The Bank appears to have learned its lesson. On Friday it invited members of the public to submit suggestions as to which scientist should appear on the new £50 note, with the mathematician Ada Lovelace and the Nobel prize-winning chemist Dorothy Hodgkin among early frontrunners. Earlier in the week English Heritage asked people to nominate women whose lives could be celebrated with a blue plaque on a London building. At 14%, the proportion of blue plaques currently dedicated to women is “far too low”, the organisation said.
Efforts at boosting women’s representation on monuments and in public spaces are not confined to London. Campaigners in Dorset are fundraising for a statue of the fossil hunter Mary Anning in Lyme Regis. A statue of the suffragette leader Emmeline Pankhurst will be unveiled in Manchester in December. In York, a consultation is under way with a view to changing the wording on a rainbow plaque celebrating the diarist Anne Lister, so that she is described as a lesbian.
Not everyone is convinced that such undertakings are worth the effort and the money, particularly at a time when so many women have been affected by reductions in public spending. Analysis of tax and benefit changes last year found that government cuts have cost women £79bn since 2010, against £13bn for men.
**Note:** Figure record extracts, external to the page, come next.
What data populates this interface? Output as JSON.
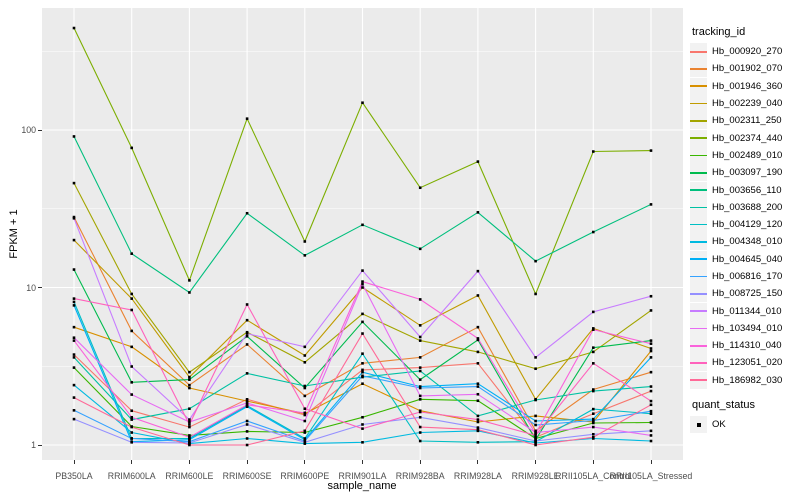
{
  "figure": {
    "y_axis_title": "FPKM + 1",
    "x_axis_title": "sample_name",
    "legend": {
      "tracking_title": "tracking_id",
      "quant_title": "quant_status",
      "quant_items": [
        {
          "label": "OK",
          "marker": "black-square"
        }
      ]
    },
    "colors": {
      "panel_bg": "#EBEBEB",
      "grid": "#FFFFFF",
      "tick_text": "#4D4D4D",
      "point": "#000000",
      "legend_key_bg": "#F2F2F2"
    }
  },
  "chart_data": {
    "type": "line",
    "title": "",
    "xlabel": "sample_name",
    "ylabel": "FPKM + 1",
    "y_scale": "log10",
    "ylim": [
      0.74,
      600
    ],
    "y_major_ticks": [
      1,
      10,
      100
    ],
    "y_tick_labels": [
      "1",
      "10",
      "100"
    ],
    "y_minor_ticks": [
      3.162,
      31.62,
      316.2
    ],
    "grid": "white major+minor horizontal, white vertical per category, on grey panel",
    "legend_position": "right",
    "point_marker": "small black square at every data point (quant_status = OK)",
    "categories": [
      "PB350LA",
      "RRIM600LA",
      "RRIM600LE",
      "RRIM600SE",
      "RRIM600PE",
      "RRIM901LA",
      "RRIM928BA",
      "RRIM928LA",
      "RRIM928LE",
      "RRII105LA_Control",
      "RRII105LA_Stressed"
    ],
    "series": [
      {
        "name": "Hb_000920_270",
        "color": "#F8766D",
        "values": [
          3.75,
          1.65,
          1.3,
          1.95,
          1.55,
          3.0,
          3.1,
          3.3,
          1.12,
          1.58,
          2.2
        ]
      },
      {
        "name": "Hb_001902_070",
        "color": "#EA8331",
        "values": [
          28,
          5.3,
          2.4,
          4.35,
          2.05,
          3.3,
          3.6,
          5.6,
          1.23,
          2.25,
          2.9
        ]
      },
      {
        "name": "Hb_001946_360",
        "color": "#D89000",
        "values": [
          5.6,
          4.2,
          2.3,
          1.9,
          1.58,
          2.45,
          1.65,
          1.4,
          1.53,
          1.4,
          3.95
        ]
      },
      {
        "name": "Hb_002239_040",
        "color": "#C09B00",
        "values": [
          20,
          8.5,
          2.7,
          6.2,
          3.7,
          10.0,
          5.75,
          8.9,
          1.95,
          5.5,
          4.1
        ]
      },
      {
        "name": "Hb_002311_250",
        "color": "#A3A500",
        "values": [
          46,
          9.1,
          2.9,
          5.2,
          3.35,
          6.8,
          4.6,
          3.9,
          3.05,
          3.9,
          7.15
        ]
      },
      {
        "name": "Hb_002374_440",
        "color": "#7CAE00",
        "values": [
          444,
          77,
          11.1,
          118,
          19.6,
          149,
          43,
          63,
          9.1,
          73,
          74
        ]
      },
      {
        "name": "Hb_002489_010",
        "color": "#39B600",
        "values": [
          3.1,
          1.31,
          1.15,
          1.22,
          1.2,
          1.5,
          1.95,
          1.91,
          1.1,
          1.38,
          1.39
        ]
      },
      {
        "name": "Hb_003097_190",
        "color": "#00BB4E",
        "values": [
          13,
          2.5,
          2.6,
          4.9,
          2.3,
          6.05,
          2.6,
          4.65,
          1.08,
          4.15,
          4.6
        ]
      },
      {
        "name": "Hb_003656_110",
        "color": "#00BF7D",
        "values": [
          91,
          16.4,
          9.3,
          29.6,
          16,
          25,
          17.6,
          30,
          14.7,
          22.5,
          33.7
        ]
      },
      {
        "name": "Hb_003688_200",
        "color": "#00C1A3",
        "values": [
          3.6,
          1.45,
          1.7,
          2.85,
          2.37,
          2.7,
          2.95,
          1.53,
          1.93,
          2.2,
          2.35
        ]
      },
      {
        "name": "Hb_004129_120",
        "color": "#00BFC4",
        "values": [
          8.1,
          1.1,
          1.1,
          1.78,
          1.1,
          3.8,
          1.06,
          1.04,
          1.05,
          1.69,
          1.58
        ]
      },
      {
        "name": "Hb_004348_010",
        "color": "#00BAE0",
        "values": [
          2.4,
          1.2,
          1.02,
          1.1,
          1.02,
          1.04,
          1.2,
          1.23,
          1.03,
          1.1,
          1.06
        ]
      },
      {
        "name": "Hb_004645_040",
        "color": "#00B0F6",
        "values": [
          7.7,
          1.05,
          1.08,
          1.75,
          1.08,
          2.9,
          2.35,
          2.45,
          1.42,
          1.46,
          3.6
        ]
      },
      {
        "name": "Hb_006816_170",
        "color": "#35A2FF",
        "values": [
          1.66,
          1.1,
          1.05,
          1.42,
          1.06,
          2.75,
          2.3,
          2.35,
          1.34,
          1.43,
          1.64
        ]
      },
      {
        "name": "Hb_008725_150",
        "color": "#9590FF",
        "values": [
          1.46,
          1.04,
          1.03,
          1.35,
          1.04,
          1.35,
          1.5,
          1.29,
          1.06,
          1.17,
          1.23
        ]
      },
      {
        "name": "Hb_011344_010",
        "color": "#C77CFF",
        "values": [
          27.5,
          3.15,
          1.45,
          5.1,
          4.2,
          12.8,
          4.85,
          12.7,
          3.6,
          7.0,
          8.8
        ]
      },
      {
        "name": "Hb_103494_010",
        "color": "#E76BF3",
        "values": [
          4.8,
          2.09,
          1.4,
          1.85,
          1.42,
          10.5,
          2.05,
          2.1,
          1.2,
          1.3,
          1.15
        ]
      },
      {
        "name": "Hb_114310_040",
        "color": "#FA62DB",
        "values": [
          4.6,
          1.5,
          1.12,
          1.8,
          1.6,
          10.9,
          8.4,
          4.75,
          1.18,
          5.4,
          4.4
        ]
      },
      {
        "name": "Hb_123051_020",
        "color": "#FF62BC",
        "values": [
          8.5,
          7.2,
          1.35,
          7.8,
          1.7,
          1.27,
          1.62,
          1.45,
          1.15,
          3.3,
          1.9
        ]
      },
      {
        "name": "Hb_186982_030",
        "color": "#FF6A98",
        "values": [
          2.0,
          1.3,
          1.0,
          1.0,
          1.23,
          5.1,
          1.3,
          1.25,
          1.0,
          1.12,
          1.8
        ]
      }
    ]
  }
}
Despite the introduction of new rules for reporting on the gender pay gap, the gulf between men’s and women’s hourly pay has not shrunk for three years. Meanwhile the hopes raised by #MeToo, that violence and harassment of women in the workplace could be dramatically reduced, have faded. Haven’t feminists got more serious battles to fight than over statues and banknotes, it has been asked. Other voices question whether it is even desirable to perpetuate a model whereby prominent individuals and their deeds are celebrated, while more ordinary lives and struggles are forgotten.
But representation is important, perhaps particularly to children in the process of forming their ideas about the world, and themselves. Positive role models – in real life or bronze – won’t eliminate inequality. But it makes a difference to all of us who we see on plinths, screens, stamps and coins. That’s why it matters that women of all sorts – black, white, lesbian, trans, disabled – are represented in all sorts of ways, in all sorts of places.